Ketua Fraksi Ibrahim Nampira dan Anggota Fraksi Yusak Olang sedang konsultasi dengan pasien di RSUD Kalabahi, Kamis (9/1) pagi.

Kalabahi –

Ketua Fraksi Persatuan Nurani DPRD Kabupaten Alor, Ibrahim Nampira menyebutkan, angka kematian yang tinggi selama kurun waktu lima tahun ini disebabkan RSUD Kalabahi kekurangan 7 dokter spesialis.

“(Kematian meningkat) ini tentu ada korelasinya dengan ketiadaan dokter spesialis. Jujur saja itu korelasinya jelas karena kita memang tidak ada dokter spesialis. Kadang pasien baru tiba di RSUD dia sudah meninggal di sana,” kata Ibrahim di sela kunjungan kerja bersama Sekretaris dan anggota Fraksi Persatuan Nurani di RSUD Kalabahi, Kamis (9/1/2020) pagi.
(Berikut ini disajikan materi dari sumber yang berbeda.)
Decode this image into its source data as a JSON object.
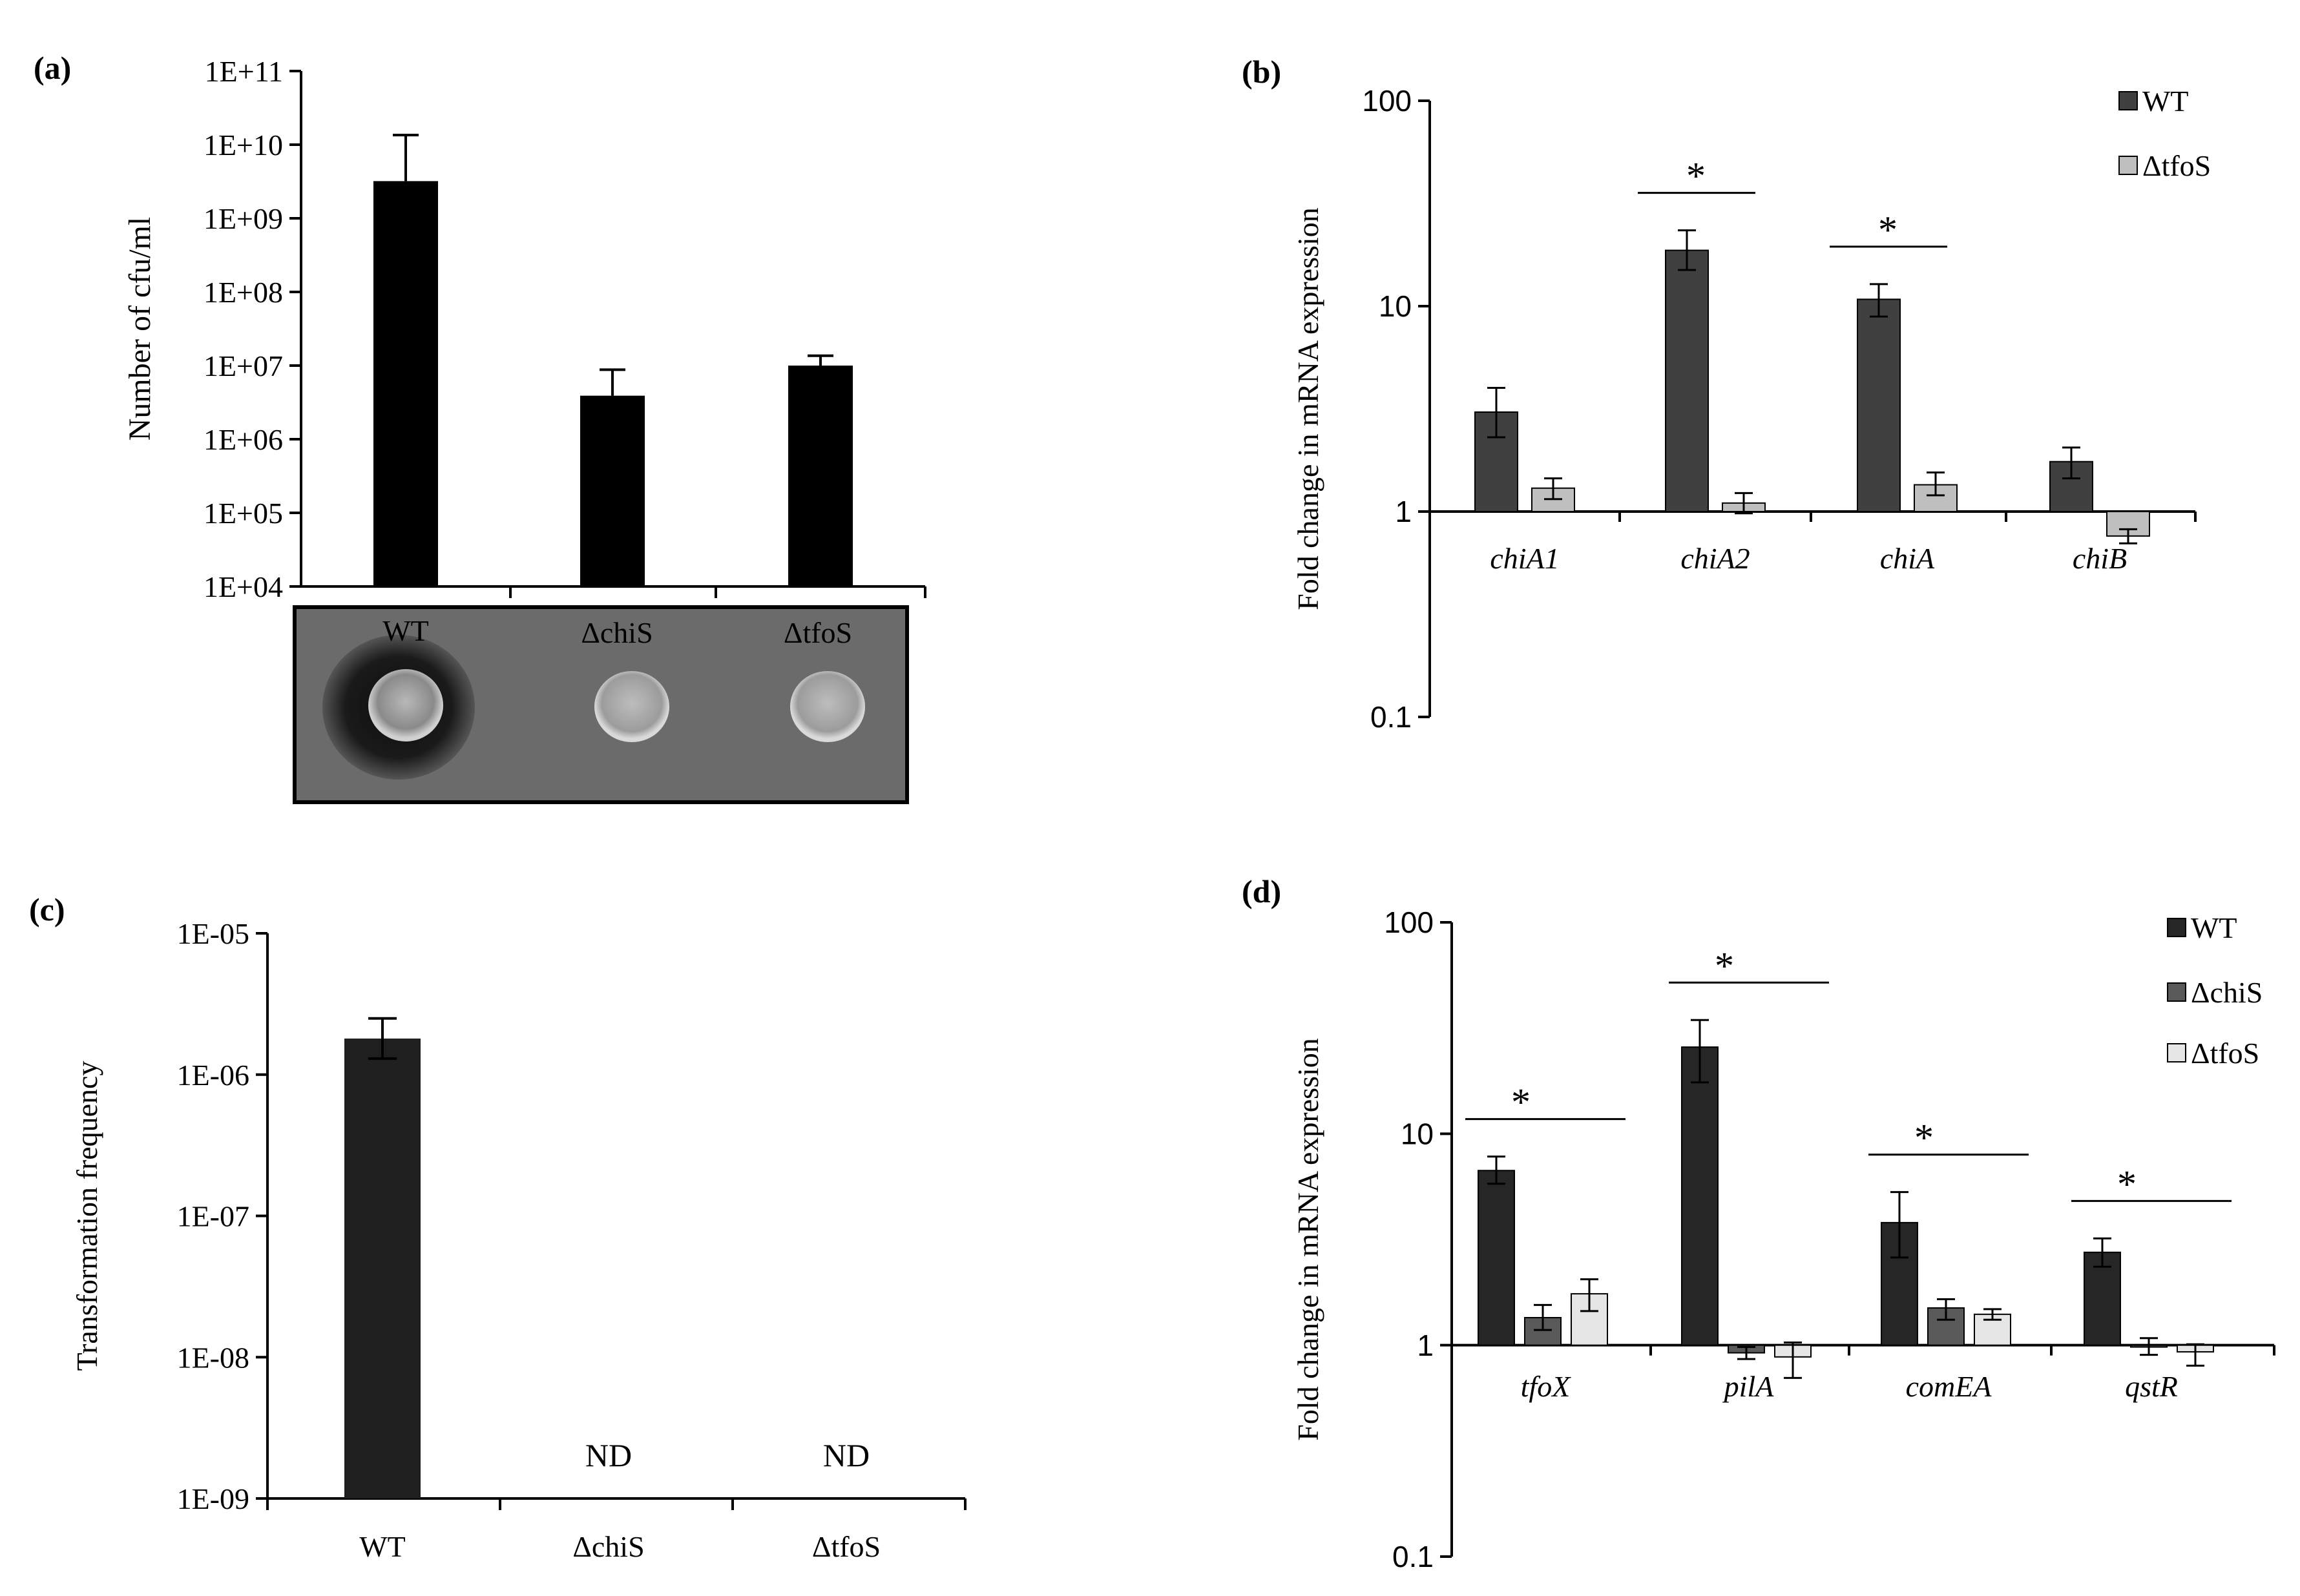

Kekurangan 7 dokter spesialis tercuak ketika Faksi Persatuan Nurani melakukan Kunjungan Kerja (Kunker) di RSUD Kalabahi hari Kamis pagi. Ibrahim Nampira menemukan, ternyata RSUD tidak ada satupun dokter spesialis yang bertugas di sana.
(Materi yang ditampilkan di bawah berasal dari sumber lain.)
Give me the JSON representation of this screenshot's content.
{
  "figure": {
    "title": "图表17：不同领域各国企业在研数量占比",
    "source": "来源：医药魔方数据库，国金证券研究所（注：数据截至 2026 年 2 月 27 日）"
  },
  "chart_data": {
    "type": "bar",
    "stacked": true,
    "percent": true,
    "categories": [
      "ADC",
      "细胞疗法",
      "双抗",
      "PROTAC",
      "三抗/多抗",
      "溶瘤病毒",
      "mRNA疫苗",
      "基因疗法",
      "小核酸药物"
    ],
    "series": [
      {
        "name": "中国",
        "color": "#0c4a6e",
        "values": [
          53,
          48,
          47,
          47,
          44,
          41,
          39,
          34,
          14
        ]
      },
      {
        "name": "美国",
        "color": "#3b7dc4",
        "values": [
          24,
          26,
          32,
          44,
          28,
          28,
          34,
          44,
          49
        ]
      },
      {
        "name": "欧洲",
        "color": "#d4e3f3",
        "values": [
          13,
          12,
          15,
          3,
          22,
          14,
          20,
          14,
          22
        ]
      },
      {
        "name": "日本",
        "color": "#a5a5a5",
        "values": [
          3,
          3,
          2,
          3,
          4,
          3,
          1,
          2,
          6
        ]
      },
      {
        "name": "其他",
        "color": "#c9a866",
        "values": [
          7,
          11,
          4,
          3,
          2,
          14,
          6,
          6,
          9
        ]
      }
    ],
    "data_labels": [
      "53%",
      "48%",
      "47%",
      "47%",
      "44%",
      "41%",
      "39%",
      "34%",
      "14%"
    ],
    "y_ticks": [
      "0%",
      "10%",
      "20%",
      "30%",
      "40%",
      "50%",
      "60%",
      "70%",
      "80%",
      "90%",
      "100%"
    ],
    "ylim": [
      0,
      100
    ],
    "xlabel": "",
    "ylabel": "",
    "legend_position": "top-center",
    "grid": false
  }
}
“RSUD saat ini kekurangan dokter spesialis. Kekurangan yang dibutuhkan itu ada 7 dokter spesialis dari 5 lima dokter umum yang ada,” sambung politisi Partai Perindo itu.

Ia mengatakan, kekurang 7 dokter spesialis tersebut untuk mengisi kekosongan penyakit dalam, anestasia, anak dan penyakit lainnya.
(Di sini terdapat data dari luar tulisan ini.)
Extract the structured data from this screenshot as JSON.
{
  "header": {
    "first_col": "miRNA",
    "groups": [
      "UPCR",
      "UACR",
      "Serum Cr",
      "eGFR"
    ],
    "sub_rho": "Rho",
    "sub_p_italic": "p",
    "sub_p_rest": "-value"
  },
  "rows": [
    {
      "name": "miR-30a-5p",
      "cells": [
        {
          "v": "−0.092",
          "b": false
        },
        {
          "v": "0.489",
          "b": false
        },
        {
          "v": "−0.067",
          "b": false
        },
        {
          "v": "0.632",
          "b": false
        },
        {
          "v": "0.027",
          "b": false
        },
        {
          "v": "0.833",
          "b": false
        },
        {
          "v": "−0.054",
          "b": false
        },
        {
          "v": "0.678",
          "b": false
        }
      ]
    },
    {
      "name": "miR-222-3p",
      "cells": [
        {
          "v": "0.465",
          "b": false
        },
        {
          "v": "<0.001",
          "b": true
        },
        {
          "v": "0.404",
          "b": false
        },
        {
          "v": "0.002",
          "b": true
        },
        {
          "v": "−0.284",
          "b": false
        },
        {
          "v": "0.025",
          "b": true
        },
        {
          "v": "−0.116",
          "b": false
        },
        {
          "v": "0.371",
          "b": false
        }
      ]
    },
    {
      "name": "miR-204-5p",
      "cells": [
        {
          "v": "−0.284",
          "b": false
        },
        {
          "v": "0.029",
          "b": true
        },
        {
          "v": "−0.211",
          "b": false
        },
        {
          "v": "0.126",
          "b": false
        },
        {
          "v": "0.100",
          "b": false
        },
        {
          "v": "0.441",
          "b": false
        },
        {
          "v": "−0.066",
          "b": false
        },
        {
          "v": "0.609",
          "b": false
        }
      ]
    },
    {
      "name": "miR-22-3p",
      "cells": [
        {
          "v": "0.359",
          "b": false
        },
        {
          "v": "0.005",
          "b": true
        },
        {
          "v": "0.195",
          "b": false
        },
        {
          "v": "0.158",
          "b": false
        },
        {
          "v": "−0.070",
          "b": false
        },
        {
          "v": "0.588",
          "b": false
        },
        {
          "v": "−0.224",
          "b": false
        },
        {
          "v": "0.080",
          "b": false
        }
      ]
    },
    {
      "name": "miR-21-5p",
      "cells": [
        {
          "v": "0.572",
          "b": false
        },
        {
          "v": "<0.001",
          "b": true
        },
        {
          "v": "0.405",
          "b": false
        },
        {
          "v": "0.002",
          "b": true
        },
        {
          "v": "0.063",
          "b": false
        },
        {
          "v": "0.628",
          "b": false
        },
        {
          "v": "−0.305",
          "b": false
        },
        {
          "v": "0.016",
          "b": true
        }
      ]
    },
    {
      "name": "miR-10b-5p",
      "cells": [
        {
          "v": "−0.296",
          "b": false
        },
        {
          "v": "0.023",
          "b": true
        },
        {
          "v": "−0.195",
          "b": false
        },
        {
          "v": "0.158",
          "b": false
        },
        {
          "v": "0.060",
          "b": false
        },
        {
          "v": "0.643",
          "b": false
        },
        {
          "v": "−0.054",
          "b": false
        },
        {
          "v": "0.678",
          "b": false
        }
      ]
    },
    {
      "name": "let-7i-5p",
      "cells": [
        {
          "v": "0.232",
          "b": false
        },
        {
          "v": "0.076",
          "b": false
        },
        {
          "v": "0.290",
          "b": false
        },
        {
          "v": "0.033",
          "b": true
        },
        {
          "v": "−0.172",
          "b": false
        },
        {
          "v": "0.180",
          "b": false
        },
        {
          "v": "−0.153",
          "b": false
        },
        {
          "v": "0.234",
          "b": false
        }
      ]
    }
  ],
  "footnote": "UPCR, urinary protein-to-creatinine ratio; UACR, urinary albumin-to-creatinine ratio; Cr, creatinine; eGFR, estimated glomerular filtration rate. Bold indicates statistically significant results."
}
“7 dokter itu nantinya menangani berbagai penyakit, ada di Anestesia dan macam-macam. Tadi kami mendapat informasi bahwa kekurangan dokter spesialis jumlahnya ada 7,” ujarnya.

Kurang Tenaga Apoteker

Selain kekurangan 7 dokter spesialis, Ibrahim menyebutkan, RSUD juga kekurangan tenaga Apoteker dan tenaga teknis sehingga memperlambat pelayanan obat-obatan pasien. Hal itu pun berpengaruh pada kematian yang tergolong tinggi di Kabupaten Alor.

“Semua punya korelasinya. Jadi kekurangan-kekurangan ini perlu di isi,” tutur eks Pengurus Kemahnuri Kupang itu.

Ibrahim akan berkonsultasi dengan sesama Anggota DPRD di Komisi III yang membidangi kesehatan untuk gelar Rapat Kerja bersama pemerintah membahas kekosongan 7 dokter spesialis dan tenaga Apoteker.

“Nanti kami konsultasi dengan teman-teman di Komisi III yang bersangkutan untuk membahas masalah ini dengan pemerintah. Bila perlu kita rapat gabungan komisi dengan OPD terkait. Kita ingin ada solusi supaya pelayanan RSUD bisa berjalan sesuai standar kesehatan,” pungkasnya.

BPS NTT merilis, Angka Harapan Hidup (AHH) orang Alor tahun 2014 ada di posisi 59,73 tahun. Tahun 2015, 60,23 dan 2016 naik menjadi 60,35. Di tahun 2017 meningkat menjadi 60,47 dan tahun 2018 capai 60,8 tahun.

Bila dibanding Angkat Harapan Hidup orang Propinsi NTT maka, tahun 2014; 65,91, tahun 2015, 65,96, tahun 2016, 66,04, tahun 2017, 66,07 dan tahun 2018, 66,38 tahun.

Sedangkan Angka Harapan Hidup Nasional tahun 2014; 70,59, tahun 2015, 70,78, tahun 2016, 70,90, tahun 2017, 71,06 dan tahun 2018, 71,20.

Artinya pada tahun 2018, rata-rata penduduk Alor yang meninggal di tahun 2018, ada di usia 60,8 tahun. Sedangkan rata-rata penduduk NTT yang meninggal tahun 2018 ada di posisi usia 66,38 tahun.

Sementara penduduk Indonesia yang meninggal di tahun 2018, rata-rata ada di usia 71,20 tahun. Ada perbedaan cukup signifikan antara angka kematian orang Alor, orang NTT dan Nasional. (*dm).